About the Book
This is the extraordinary story of a remarkable woman.
Doris Davidson was born in Aberdeen in 1922, the daughter of a master butcher and country lass. Her idyllic childhood was shattered in 1934 with the death of her father, after which, in order to make ends meet, her mother was forced to take in lodgers. In part due to her father's sudden death, Doris left school at fifteen and went to work in an office, gradually rising through the ranks until she became book-keeper. Marriage to an officer in the Merchant Navy followed in 1942, then divorce, then her second marriage. Her life took the first of two major changes in direction at the age of 41, when she went back to college to study for O and A levels, followed by three years at Teacher Training College. In 1967 she became a primary school teacher, and subsequently taught in schools in Aberdeen until she retired in 1982. Not content with a quiet retirement Doris embarked on a new 'career' and became a writer, publishing her first work in 1990. Eight books later (and another one nearly finished), she is one of the country's best-loved romantic novelists and has sold well in excess of 200,000 copies of her books.

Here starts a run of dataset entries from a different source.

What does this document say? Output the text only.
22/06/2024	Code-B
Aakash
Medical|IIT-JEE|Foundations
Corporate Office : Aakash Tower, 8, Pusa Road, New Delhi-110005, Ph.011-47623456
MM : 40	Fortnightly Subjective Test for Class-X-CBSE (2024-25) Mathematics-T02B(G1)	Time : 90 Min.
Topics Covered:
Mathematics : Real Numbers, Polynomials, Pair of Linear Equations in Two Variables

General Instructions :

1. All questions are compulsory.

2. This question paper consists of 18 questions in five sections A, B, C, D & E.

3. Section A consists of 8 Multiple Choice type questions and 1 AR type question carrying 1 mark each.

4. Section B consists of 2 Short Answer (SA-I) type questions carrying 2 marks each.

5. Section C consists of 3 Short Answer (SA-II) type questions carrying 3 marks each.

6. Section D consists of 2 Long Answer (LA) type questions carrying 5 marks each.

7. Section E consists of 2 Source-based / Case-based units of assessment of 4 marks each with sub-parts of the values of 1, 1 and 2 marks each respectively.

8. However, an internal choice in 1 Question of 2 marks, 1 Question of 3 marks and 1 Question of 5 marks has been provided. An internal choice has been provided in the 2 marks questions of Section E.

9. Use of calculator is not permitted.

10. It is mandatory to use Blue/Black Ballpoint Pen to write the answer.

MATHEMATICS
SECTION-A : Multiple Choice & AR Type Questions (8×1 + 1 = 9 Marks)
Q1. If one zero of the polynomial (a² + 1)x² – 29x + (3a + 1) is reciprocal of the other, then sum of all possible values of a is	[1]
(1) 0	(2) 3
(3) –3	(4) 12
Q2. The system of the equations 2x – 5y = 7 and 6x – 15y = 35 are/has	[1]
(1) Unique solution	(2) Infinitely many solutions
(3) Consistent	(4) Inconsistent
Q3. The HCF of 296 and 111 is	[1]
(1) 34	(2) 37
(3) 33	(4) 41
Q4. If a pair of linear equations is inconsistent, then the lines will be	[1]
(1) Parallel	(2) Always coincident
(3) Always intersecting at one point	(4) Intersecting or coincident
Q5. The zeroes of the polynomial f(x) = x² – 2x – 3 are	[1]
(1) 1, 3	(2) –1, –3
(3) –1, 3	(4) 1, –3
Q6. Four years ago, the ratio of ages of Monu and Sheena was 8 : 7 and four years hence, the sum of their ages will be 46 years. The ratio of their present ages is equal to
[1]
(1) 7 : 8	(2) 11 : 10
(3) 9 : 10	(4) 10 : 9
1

In this engaging and candid autobiography, Doris Davidson recounts her growing up in Aberdeen in the '20s and '30's, the war years, her marriage and the unexpected paths her career has followed. With her novelist's skill, she brings into vivid focus a life of rich experience in a book every bit as riveting as her works of fiction.
Doris Davidson was born in Aberdeen in 1922, the daughter of a master butcher and country lass. In 1967 she became a primary school teacher, and subsequently taught in schools in Aberdeen until she retired in 1982 to become a writer, publishing her first work in 1990. Thirteen novels, one collection of short stories and an acclaimed autobiography – A Gift from the Gallowgate – later she was firmly established as one of the country's best-loved romantic novelists. Doris died in June 2012.